At a glance, he didn’t look the part. That grin that could veer from goofy to wolfish. The whole pensive long cut of his face. Yet with thick curly hair and a mustache, he came on not as some gorgeous hunk but as the sensually heightened version of an ordinary man. That was his magic in “Don’t Look Now,” and had People magazine been around at the time, I have no doubt they would have chosen him as 1973’s Sexiest Man Alive. That’s the kind of cachet Sutherland had. But it was all because he was such a vivid actor. He was sexy because he had the audacity of surprise.

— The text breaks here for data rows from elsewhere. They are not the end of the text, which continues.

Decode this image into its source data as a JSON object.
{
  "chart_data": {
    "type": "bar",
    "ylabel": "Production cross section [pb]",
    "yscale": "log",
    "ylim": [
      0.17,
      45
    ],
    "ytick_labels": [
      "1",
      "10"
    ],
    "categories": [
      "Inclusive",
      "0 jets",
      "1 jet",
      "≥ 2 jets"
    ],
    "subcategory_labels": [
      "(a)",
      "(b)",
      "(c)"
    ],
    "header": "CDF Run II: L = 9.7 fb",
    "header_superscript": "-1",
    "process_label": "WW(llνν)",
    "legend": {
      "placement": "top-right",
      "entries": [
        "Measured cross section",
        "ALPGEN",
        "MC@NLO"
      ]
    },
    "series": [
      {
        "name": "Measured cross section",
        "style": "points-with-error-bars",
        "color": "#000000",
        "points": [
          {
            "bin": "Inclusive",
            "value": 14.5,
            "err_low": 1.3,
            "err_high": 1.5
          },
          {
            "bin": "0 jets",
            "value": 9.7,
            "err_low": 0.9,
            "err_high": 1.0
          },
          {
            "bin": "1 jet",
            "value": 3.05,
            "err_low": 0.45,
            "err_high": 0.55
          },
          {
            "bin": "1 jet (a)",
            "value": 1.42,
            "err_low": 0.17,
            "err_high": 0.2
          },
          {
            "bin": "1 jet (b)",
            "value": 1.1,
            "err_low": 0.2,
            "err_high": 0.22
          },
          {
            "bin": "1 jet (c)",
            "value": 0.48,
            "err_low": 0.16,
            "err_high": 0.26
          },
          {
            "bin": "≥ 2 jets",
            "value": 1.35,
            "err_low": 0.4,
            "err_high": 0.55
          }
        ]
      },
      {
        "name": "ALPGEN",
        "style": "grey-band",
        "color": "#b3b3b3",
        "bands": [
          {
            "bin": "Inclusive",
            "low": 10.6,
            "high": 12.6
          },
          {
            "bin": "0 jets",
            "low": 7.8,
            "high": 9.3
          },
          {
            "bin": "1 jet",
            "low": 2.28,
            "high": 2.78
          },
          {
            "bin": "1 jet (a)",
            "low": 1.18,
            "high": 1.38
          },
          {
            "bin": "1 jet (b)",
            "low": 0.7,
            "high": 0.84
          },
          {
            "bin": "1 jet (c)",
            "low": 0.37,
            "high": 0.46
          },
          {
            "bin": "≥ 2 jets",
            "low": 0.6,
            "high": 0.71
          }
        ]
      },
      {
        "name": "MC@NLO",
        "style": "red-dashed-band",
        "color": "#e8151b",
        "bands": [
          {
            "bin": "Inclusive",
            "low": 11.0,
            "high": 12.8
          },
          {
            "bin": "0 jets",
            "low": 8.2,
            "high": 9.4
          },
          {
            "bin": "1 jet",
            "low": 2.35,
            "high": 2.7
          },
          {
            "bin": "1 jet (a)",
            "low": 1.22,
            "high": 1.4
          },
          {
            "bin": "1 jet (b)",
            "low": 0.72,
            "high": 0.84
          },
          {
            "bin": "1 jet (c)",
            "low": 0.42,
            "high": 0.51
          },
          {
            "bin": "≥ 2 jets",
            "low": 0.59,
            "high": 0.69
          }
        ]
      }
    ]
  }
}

He had over 200 roles in movies and television, and while that kind of volume can be indicative of an actor who will take any role handed to him, in Sutherland’s case it meant something more elemental: He loved to act. In the mid-’70s, for reasons that only the gods can know, two monumental European auteurs, Federico Fellini and Bernardo Bertolucci, each decided, in the same year, to cast Sutherland as a kind of warped monster. With hair shaved back and a hook nose, he was the coldly aristocratic sexual conqueror of Fellini’s misanthropic “Casanova.” And in Bertolucci’s “1900,” he played a vile fascist who was also a rapist. You can call this range, and it was, but neither movie was a success — I would say artistically or otherwise. In a sense, Sutherland was almost martyred by these legendary directors.

“Invasion of the Body-Snatchers”
Courtesy Everett Collection

Yet in showcasing his dark side, the films did coax out something new in him. And you can see that at work in one of his greatest performances, in Philip Kaufman’s supremely spooky 1978 remake of “Invasion of the Body Snatchers.” Sutherland, playing the lead role (a San Francisco health inspector), is all warm and menschy good vibes. He’s the last person we want to see lose his humanity. But that’s just what happens in the film’s thrilling final scene, which I would call one of the five most unnerving moments in the history of horror cinema. It’s all about the way Sutherland plays it, raising his finger, his mouth falling open into a hideous scream of accusation. The message is: If Donald Sutherland can become a pod person, then who, really, is safe?

Sutherland had an extraordinary run in the New Hollywood era, capping it off with a movie that is one of his most popular, and also one of his most artful: “Ordinary People.” Robert Redford’s cathartic therapeutic soap opera is full of great acting — Timothy Hutton, Mary Tylor Moore — yet it’s really Sutherland’s beleaguered father, silently carrying the weight of this family’s unhappiness on his stooped shoulders, who holds the film together. His performance is a portrait of the tragedy of repression (not sexual repression, but the fear he has of confronting his wife), and when his emotions finally pour out, the truth of it scalds and heals. This is the very picture of transcendent Hollywood acting, the kind that holds the mirror up to who we are.

If you’re a Donald Sutherland fan, his resume is a banquet to feast on. Even if the movies and shows themselves were sometimes mediocre, you can name your finely sculpted gem of a performance: his Nazi spy who falls in love in “Eye of the Needle,” his mischievous pot-smoking professor in “Animal House,” his lone-insider-who-sees-the-conspiratorial-big-picture Mr. X in “JFK.” And then, of course, there’s the role that defined him, probably for the first time, for a new generation: the svelte menace of his President Snow in the “Hunger Games” films. Sutherland had the ability to invest a dictator with pristine menace, but not because he was one of those actors who relished playing villains. It was simply one more color on his endlessly amazing palette of empathy.